21
Kasım
2024
Perşembe
GAZİANTEP

51 mahkumdan üçü pişman

Diyarbakır Dicle Üniversitesi Sosyoloji Bölümü Öğretim Üyesi Doç. Dr. Mazhar Bağlı (41), Şanlıurfalı. Güneydoğu’daki göç, eşi ölenin kayın-baldızla evlendirilmesi ve intiharlarla ilgili araştırmalar yaptı. Şimdi de sekiz kişilik ekiple "Töre ve Namus Adına Cinayet İşleyen Suçlu ve Zanlıların Sahip Oldukları Toplumsal Değer Yapıları, Aile İlişkileri ve Kişilik Özellikleri ile Bunların Sosyo-Ekonomik Analizi" başlıklı bir araştırma yürütüyor.
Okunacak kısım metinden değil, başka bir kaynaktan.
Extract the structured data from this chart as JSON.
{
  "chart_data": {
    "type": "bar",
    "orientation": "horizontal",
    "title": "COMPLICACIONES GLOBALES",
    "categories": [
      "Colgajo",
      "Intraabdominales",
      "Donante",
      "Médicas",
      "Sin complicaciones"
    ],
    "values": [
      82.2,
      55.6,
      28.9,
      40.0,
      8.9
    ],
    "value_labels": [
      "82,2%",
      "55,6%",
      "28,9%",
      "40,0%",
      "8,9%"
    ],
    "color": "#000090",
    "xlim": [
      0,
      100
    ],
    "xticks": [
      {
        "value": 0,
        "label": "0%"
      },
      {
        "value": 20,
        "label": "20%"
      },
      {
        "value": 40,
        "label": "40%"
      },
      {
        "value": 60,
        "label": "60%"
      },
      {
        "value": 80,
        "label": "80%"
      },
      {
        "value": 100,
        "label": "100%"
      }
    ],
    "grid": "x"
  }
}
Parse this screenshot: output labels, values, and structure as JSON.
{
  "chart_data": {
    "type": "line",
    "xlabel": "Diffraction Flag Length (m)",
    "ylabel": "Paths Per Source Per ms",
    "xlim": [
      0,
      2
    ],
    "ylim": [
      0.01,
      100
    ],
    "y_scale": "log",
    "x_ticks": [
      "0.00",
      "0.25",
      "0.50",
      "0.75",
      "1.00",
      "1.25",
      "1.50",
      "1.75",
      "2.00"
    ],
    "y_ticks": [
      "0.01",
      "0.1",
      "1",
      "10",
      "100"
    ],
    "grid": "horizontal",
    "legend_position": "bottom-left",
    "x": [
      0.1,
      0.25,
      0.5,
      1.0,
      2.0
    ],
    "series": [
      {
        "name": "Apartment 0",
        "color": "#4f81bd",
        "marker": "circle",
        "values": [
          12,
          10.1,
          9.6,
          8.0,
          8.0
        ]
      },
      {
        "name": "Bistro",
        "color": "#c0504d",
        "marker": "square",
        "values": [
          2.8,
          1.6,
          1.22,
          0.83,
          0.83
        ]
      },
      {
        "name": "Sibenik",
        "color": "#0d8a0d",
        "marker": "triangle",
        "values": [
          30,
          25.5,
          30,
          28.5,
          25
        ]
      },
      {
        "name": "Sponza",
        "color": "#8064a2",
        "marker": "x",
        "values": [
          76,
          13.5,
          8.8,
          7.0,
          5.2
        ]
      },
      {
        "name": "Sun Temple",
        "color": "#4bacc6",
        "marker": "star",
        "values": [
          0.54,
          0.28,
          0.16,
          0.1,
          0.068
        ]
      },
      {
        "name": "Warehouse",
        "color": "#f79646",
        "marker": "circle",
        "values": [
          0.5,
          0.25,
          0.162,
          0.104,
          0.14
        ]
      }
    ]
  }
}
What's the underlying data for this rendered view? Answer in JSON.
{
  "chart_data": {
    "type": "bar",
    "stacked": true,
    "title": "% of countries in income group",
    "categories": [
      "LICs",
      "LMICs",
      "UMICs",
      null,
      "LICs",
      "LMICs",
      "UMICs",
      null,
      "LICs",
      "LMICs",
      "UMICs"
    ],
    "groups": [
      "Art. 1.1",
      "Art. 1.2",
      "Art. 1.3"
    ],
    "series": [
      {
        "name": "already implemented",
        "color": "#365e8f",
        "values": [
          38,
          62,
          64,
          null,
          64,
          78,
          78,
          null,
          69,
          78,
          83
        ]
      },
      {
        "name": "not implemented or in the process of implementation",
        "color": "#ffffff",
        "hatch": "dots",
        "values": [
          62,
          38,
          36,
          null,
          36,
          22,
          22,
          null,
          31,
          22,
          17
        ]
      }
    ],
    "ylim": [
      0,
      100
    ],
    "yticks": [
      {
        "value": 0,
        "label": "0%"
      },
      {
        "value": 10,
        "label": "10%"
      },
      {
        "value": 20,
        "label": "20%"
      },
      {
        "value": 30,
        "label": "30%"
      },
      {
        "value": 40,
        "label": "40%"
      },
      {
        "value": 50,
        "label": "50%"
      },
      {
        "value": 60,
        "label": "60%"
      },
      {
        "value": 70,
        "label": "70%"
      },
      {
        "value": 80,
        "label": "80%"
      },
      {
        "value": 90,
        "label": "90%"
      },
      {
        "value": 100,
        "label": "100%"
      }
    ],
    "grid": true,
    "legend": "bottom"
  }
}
TÜBİTAK’ın desteklediği proje, başlangıçta Diyarbakır, Mardin, Şanlıurfa, Siirt, Şırnak, Gaziantep ve Batman cezaevlerindeki tutuklu ve hükümlüleri kapsıyordu. Adalet Bakanlığı araştırmanın 43 cezaevine yayılmasını önerdi. Araştırma ekibi, Türkiye’de töre-namus cinayetinden mahkum olanların toplam sayısını henüz bilmiyor. Çünkü mahkemelerde böyle bir kayıt tutulmuyor. Hazirana kadar Adalet Bakanlığı’nın isteği üzerine cezaevi müdürlerinin tespit ettiği 250 mahkûmla görüşülecek. Araştırma sonuçlarının değerlendirilip TÜBİTAK’a sunulması 2008’i bulacak. Bugüne kadar 16-75 yaş arasında dördü kadın, 51 mahkumla yüz yüze görüşüldü, 300 soru yöneltildi. Her görüşme yaklaşık bir saat sürdü. Konya Selçuk Üniversitesi’nden Ertan Özensel, Ankara Üniversitesi’nden Fatime Sağanda ve Dicle Üniversitesi’nden Yunus Emre Ayna, Osman Çakır ve Abdülkadir Binici’yle birlikte iki üniversite öğrencisinin de bulunduğu sekiz kişilik araştırma ekibi, sosyolog, antropolog ve psikologlardan oluşuyor. Proje yürütücüsü Doç. Mazhar Bağlı ile töre-namus cinayeti işleyenlere ilişkin gözlem ve tespitlerini konuştuk.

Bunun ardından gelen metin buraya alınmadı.